A Hollywood star’s history lesson
Match the following quote with the person who said it:
1/ “Israel — its victories, its spirit — emboldened American Jews to embark on this introspective process, but for some of them, the Holocaust began replacing Israel as the centerpiece of Jewish identity.”
2/ “I think a really big question the Jewish community needs to ask itself is how much at the forefront we put Holocaust education. Which is, of course, an important question to remember and to respect, but not over other things…. We need to be reminded that hatred exists at all times and reminds us to be empathetic to other people that have experienced hatred also. Not used as a paranoid way of thinking that we are victims.”
3/ “The teaching of the Holocaust to toddlers is not only inappropriate pedagogically, but it’s part of a cynical policy by Benjamin Netanyahu’s governments that instills fear and entitlement through indoctrination, to raise a generation ready for endless war.”
A/ Yossi Sarid, former Israeli education minister and an ex-leader of the Meretz party
B/ Michael Oren, former Israeli ambassador to the U.S.
C/ Natalie Portman, Hollywood actress and director
The aim of Holocaust education tends to be an insider Jewish debate. Should we teach it as a unique event or as part of a continuum of atrocity? Does “never again” apply only to the Jews, or is it a universal maxim? What is the relationship between the Shoa and the establishment of the State of Israel?
That we’re talking about it at this moment is a credit to an unusual Hollywood star — unusual in the sense that Natalie Portman is not only Israeli-born, but thinks deeply enough about her Judaism to utter the second quote above. It came in an interview with the UK magazine The Independent about her forthcoming adaptation of Amos Oz’s magisterial memoir A Tale of Love and Darkness, about growing up amid Israel’s fight for independence.
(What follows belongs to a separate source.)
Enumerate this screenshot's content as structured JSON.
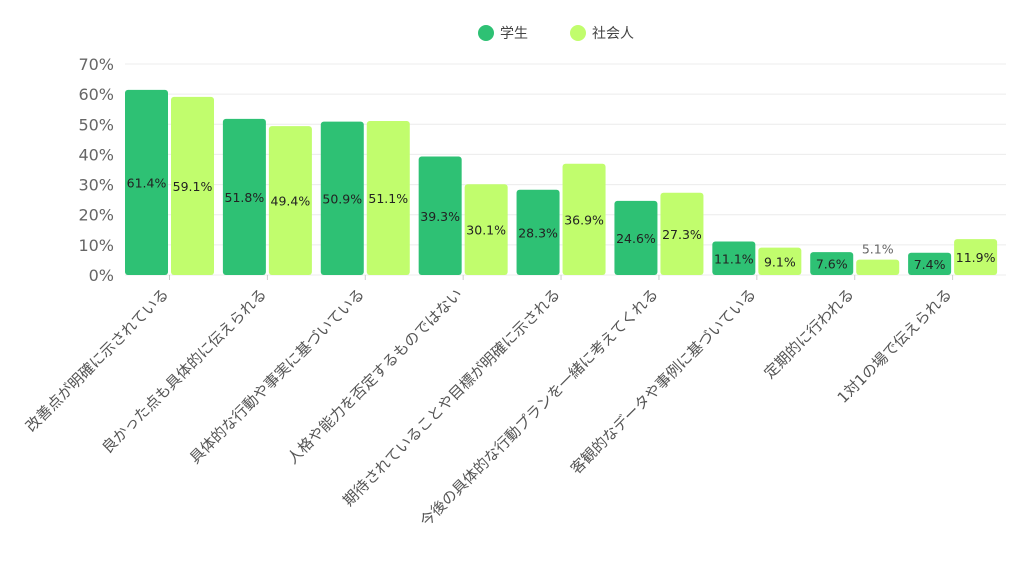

Her comments seem to have flowed from a discussion of Israeli politics, and especially her criticism of Israeli Prime Minister Benjamin Netanyahu. The great-granddaughter of Holocaust victims, and a product of Jewish day schools in the United States, the Jerusalem-born Portman ventured that Jewish schools teach a version of the Holocaust that distorts the reality of Jewish life today. “Sometimes [Holocaust education] can be subverted to fear-mongering and like ‘Another Holocaust is going to happen,’” said Portman.
And she worries that teaching the Holocaust as a unique event leaves Jewish students unprepared to acknowledge other atrocities. “We need to, of course, be aware that hatred exists, anti-Semitism exists against all sorts of people,” she said. “I don’t mean to make false equivalences; we need [Holocaust education] to serve as something that makes us empathetic to people rather than paranoid.”
Critics pounced. B’nai B’rith issued a statement saying it was “disappointed” with Portman for “questioning the prominence of Holocaust education within a Jewish education.” Colette Avital, the chairwoman of the Center of Organizations of Holocaust Survivors in Israel, agreed that “the education we give our children should not encourage a continuous sense of being the eternal victims.” However, she lectured, “Natalie should understand that the Holocaust which befell us cannot be compared to other tragedies — our empathy notwithstanding.”
And Efraim Zuroff, of the Simon Wiesenthal Center’s Jerusalem office, sniffed that Portman’s “success in the movie world does not turn her into an expert in history or on genocide.”
Portman wasn’t presenting herself as an expert in history, but as a witness to her own Jewish education. While it is essential to defend the uniqueness of the Shoa, it is folly to ignore the voice and experience of someone who attended our Jewish schools.
I know how hard schools strive to teach the horrors of Jewish history without squashing their students’ sense of Jewish joy and possibility, and how they try to instill hope without insulting the survivors who are still with us today.
And yet, it is not uncommon for supplementary and day school students to complain about “too much Holocaust.” I’ve heard from students — hell, my own kids — who’ve grown numb to the Shoa through sheer repetition.
They don’t disparage its victims or discount its importance, but bristle at an education that stakes the Jewish future on the sufferings of the past.
Menachem Rosensaft, general counsel of the World Jewish Congress, reminds Portman that the Shoa is the “ultimate consequence of bigotry and hatred as official public policy combined with international indifference and inaction.” But, in the same Jerusalem Post interview, he agrees that the Holocaust must be a proportionate part of Jewish education, as should “the plight of others generally.”
Portman isn’t the first to ask about the Holocaust and communal priorities. Michael Oren, the author of the first quote above, frets in his memoir that the emphasis on Holocaust commemoration comes at the expense of Zionist passion.Yossi Sarid is among those in Israel, especially on the Left, who charge that the Right exploits the Holocaust in service of a hawkish political agenda.
That doesn’t make Oren, Sarid, or Portman right, but it does suggest that we should be able to talk about the Shoa and Jewish identity without being patronized or dismissed.